By Chapter Five, the characters have reached old age. Florentino Ariza begins to watch Fermina’s house again, like he did as a young man. At one point, he realizes she has disappeared, and no one seems to know where she is. He worries that she has some terrible disease and has gone to another country to die. In reality, Fermina Daza has left her husband, who was having an affair, and is living with her cousin Hildebranda in the country. From the moment she leaves, however, she wishes she had not left, but is too proud to return.
Florentino, now in his seventies, begins an affair with a fourteen-year-old girl, who is a relative. While he is having this affair, he finds out Dr. Urbino has died. He goes to the funeral and stays to see Fermina, pledging his love to her. When she sends him away, he realizes he has made a mistake to speak of his love on the day of the funeral. He plans to write a letter of apology, but she writes to him first.

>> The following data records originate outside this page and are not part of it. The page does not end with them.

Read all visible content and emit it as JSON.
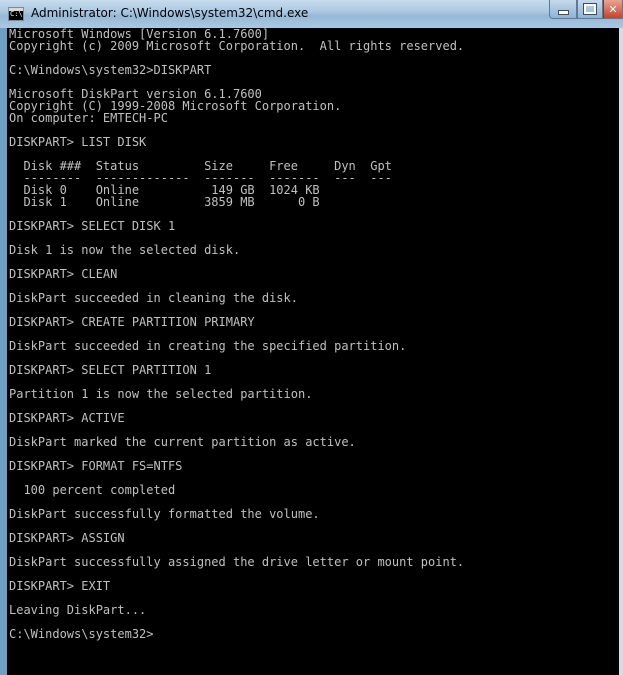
{
  "window": {
    "title": "Administrator: C:\\Windows\\system32\\cmd.exe",
    "icon_text": "C:\\.",
    "close_glyph": "✕"
  },
  "console": {
    "lines": [
      "Microsoft Windows [Version 6.1.7600]",
      "Copyright (c) 2009 Microsoft Corporation.  All rights reserved.",
      "",
      "C:\\Windows\\system32>DISKPART",
      "",
      "Microsoft DiskPart version 6.1.7600",
      "Copyright (C) 1999-2008 Microsoft Corporation.",
      "On computer: EMTECH-PC",
      "",
      "DISKPART> LIST DISK",
      "",
      "  Disk ###  Status         Size     Free     Dyn  Gpt",
      "  --------  -------------  -------  -------  ---  ---",
      "  Disk 0    Online          149 GB  1024 KB",
      "  Disk 1    Online         3859 MB      0 B",
      "",
      "DISKPART> SELECT DISK 1",
      "",
      "Disk 1 is now the selected disk.",
      "",
      "DISKPART> CLEAN",
      "",
      "DiskPart succeeded in cleaning the disk.",
      "",
      "DISKPART> CREATE PARTITION PRIMARY",
      "",
      "DiskPart succeeded in creating the specified partition.",
      "",
      "DISKPART> SELECT PARTITION 1",
      "",
      "Partition 1 is now the selected partition.",
      "",
      "DISKPART> ACTIVE",
      "",
      "DiskPart marked the current partition as active.",
      "",
      "DISKPART> FORMAT FS=NTFS",
      "",
      "  100 percent completed",
      "",
      "DiskPart successfully formatted the volume.",
      "",
      "DISKPART> ASSIGN",
      "",
      "DiskPart successfully assigned the drive letter or mount point.",
      "",
      "DISKPART> EXIT",
      "",
      "Leaving DiskPart...",
      "",
      "C:\\Windows\\system32>"
    ]
  }
}
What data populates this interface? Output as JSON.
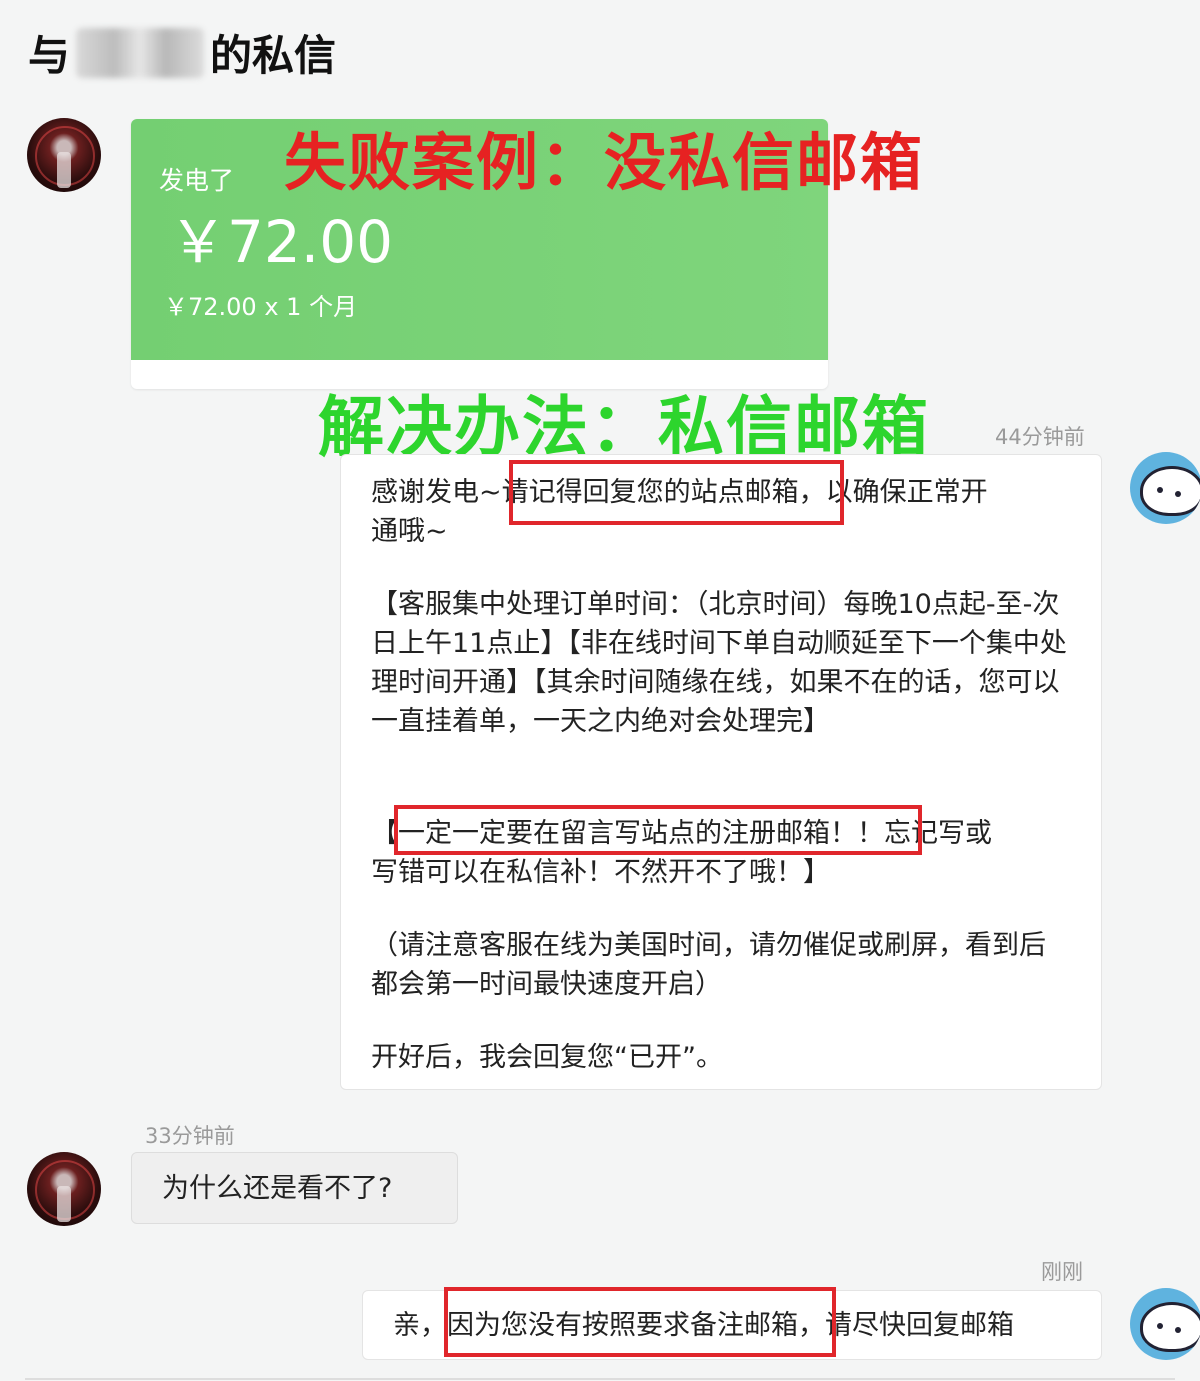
{
  "header": {
    "title_prefix": "与",
    "title_suffix": "的私信"
  },
  "payment_card": {
    "label": "发电了",
    "amount": "￥72.00",
    "detail": "￥72.00 x 1 个月",
    "color": "#76d174"
  },
  "annotations": {
    "failure_caption": "失败案例：没私信邮箱",
    "solution_caption": "解决办法：私信邮箱",
    "failure_color": "#e62222",
    "solution_color": "#2dd52d",
    "highlight_color": "#e0262b"
  },
  "messages": {
    "auto_reply": {
      "time": "44分钟前",
      "line1_before": "感谢发电~",
      "line1_highlight": "请记得回复您的站点邮箱",
      "line1_after": "，以确保正常开",
      "line2": "通哦~",
      "para2": "【客服集中处理订单时间：（北京时间）每晚10点起-至-次日上午11点止】【非在线时间下单自动顺延至下一个集中处理时间开通】【其余时间随缘在线，如果不在的话，您可以一直挂着单，一天之内绝对会处理完】",
      "para3_open": "【",
      "para3_highlight": "一定一定要在留言写站点的注册邮箱！！",
      "para3_after": "忘记写或",
      "para3_line2": "写错可以在私信补！不然开不了哦！】",
      "para4": "（请注意客服在线为美国时间，请勿催促或刷屏，看到后都会第一时间最快速度开启）",
      "para5": "开好后，我会回复您“已开”。"
    },
    "user_question": {
      "time": "33分钟前",
      "text": "为什么还是看不了?"
    },
    "final_reply": {
      "time": "刚刚",
      "before": "亲，",
      "highlight": "因为您没有按照要求备注邮箱",
      "after": "，请尽快回复邮箱"
    }
  }
}
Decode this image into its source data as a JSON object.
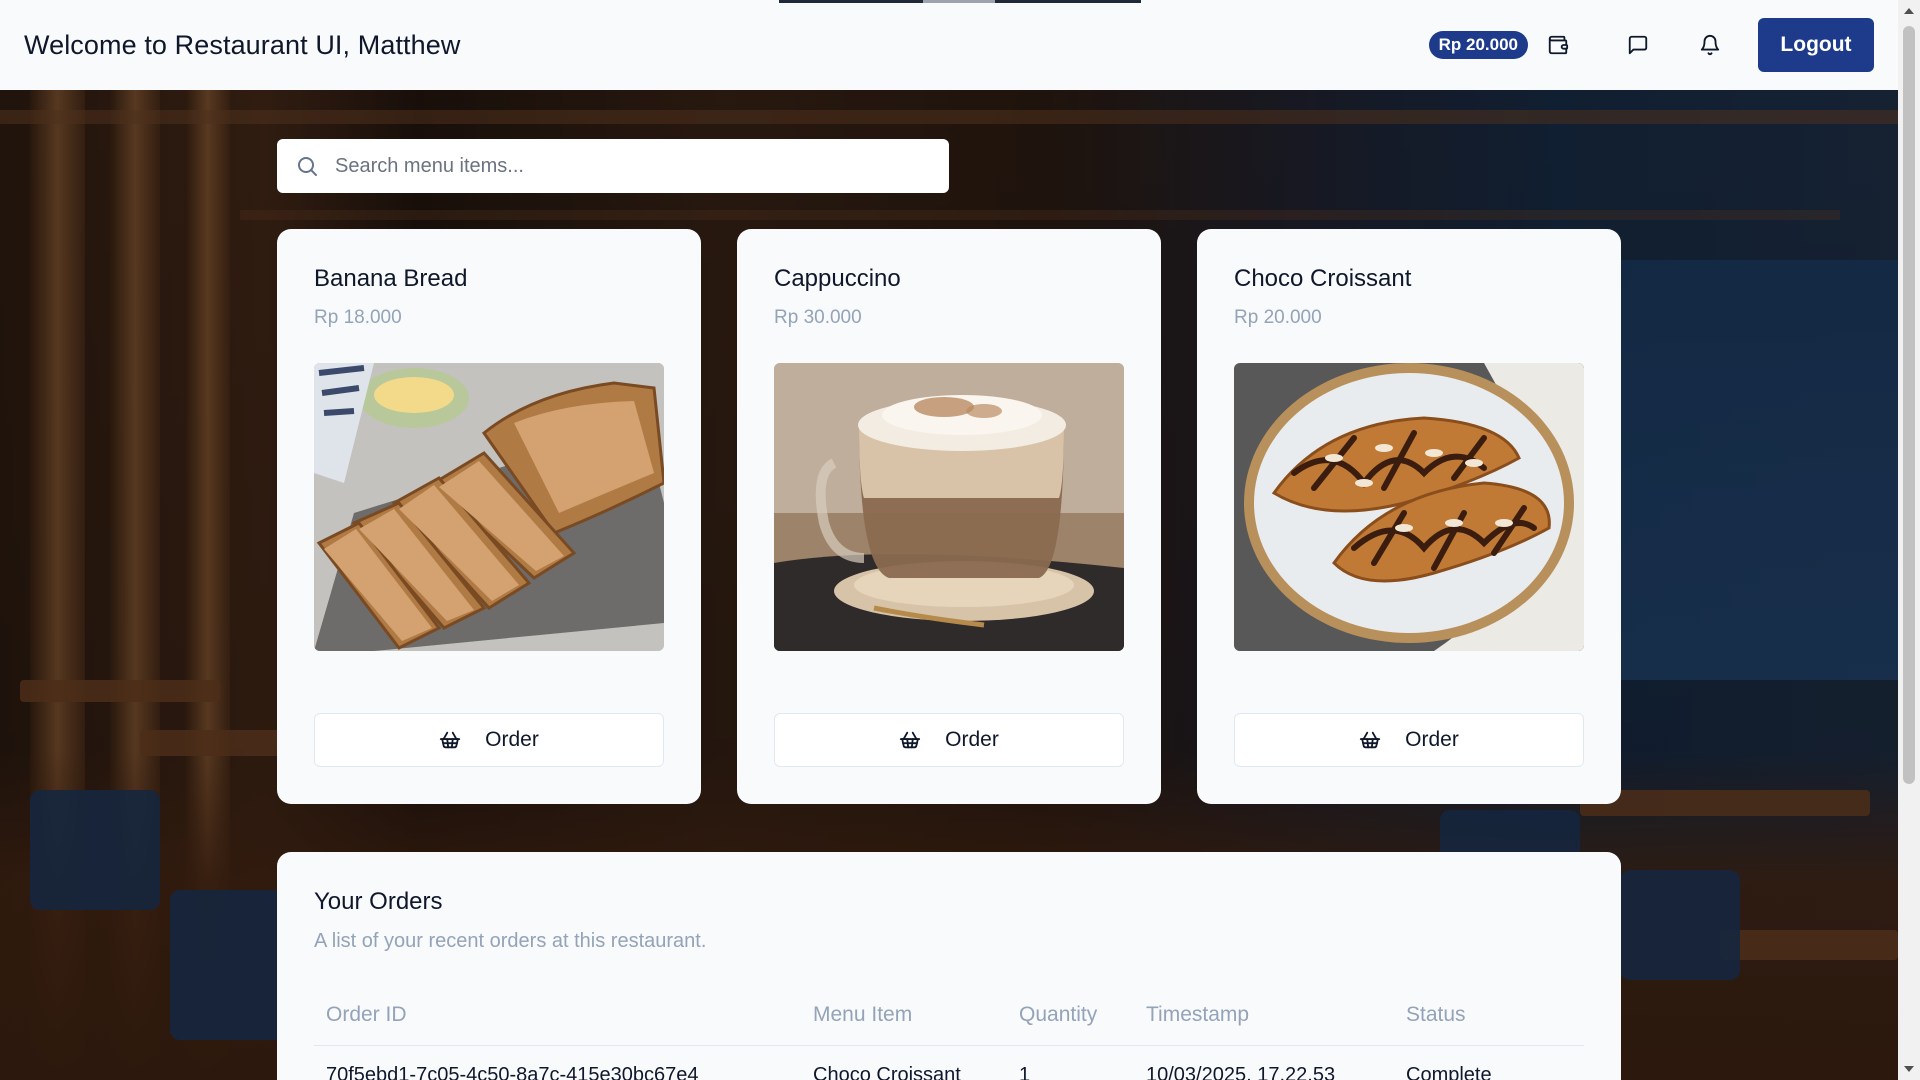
{
  "header": {
    "title": "Welcome to Restaurant UI, Matthew",
    "balance": "Rp 20.000",
    "logout_label": "Logout",
    "icons": [
      "wallet-icon",
      "message-icon",
      "bell-icon"
    ]
  },
  "search": {
    "placeholder": "Search menu items..."
  },
  "menu": {
    "items": [
      {
        "name": "Banana Bread",
        "price": "Rp 18.000",
        "order_label": "Order"
      },
      {
        "name": "Cappuccino",
        "price": "Rp 30.000",
        "order_label": "Order"
      },
      {
        "name": "Choco Croissant",
        "price": "Rp 20.000",
        "order_label": "Order"
      }
    ]
  },
  "orders": {
    "title": "Your Orders",
    "subtitle": "A list of your recent orders at this restaurant.",
    "columns": [
      "Order ID",
      "Menu Item",
      "Quantity",
      "Timestamp",
      "Status"
    ],
    "rows": [
      [
        "70f5ebd1-7c05-4c50-8a7c-415e30bc67e4",
        "Choco Croissant",
        "1",
        "10/03/2025, 17.22.53",
        "Complete"
      ]
    ]
  },
  "colors": {
    "accent": "#1e3a8a",
    "card_bg": "#f8fafc",
    "muted_text": "#94a3b8"
  }
}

Chapter Six describes how Florentino Ariza finally wins Fermina Daza. He writes her a series of letters, which are more like philosophical meditations. She is disarmed by them, even though she does not respond. When he finally asks if he can visit her, she agrees; they are soon meeting weekly. Then Florentino Ariza convinces her to take a riverboat trip with him on one of his boats. They enjoy each other’s company and sex. On the way home, he orders the captain to fly the cholera flag, which empties the boat of all passengers. They have a wonderful trip and decide to keep going up and down the river forever.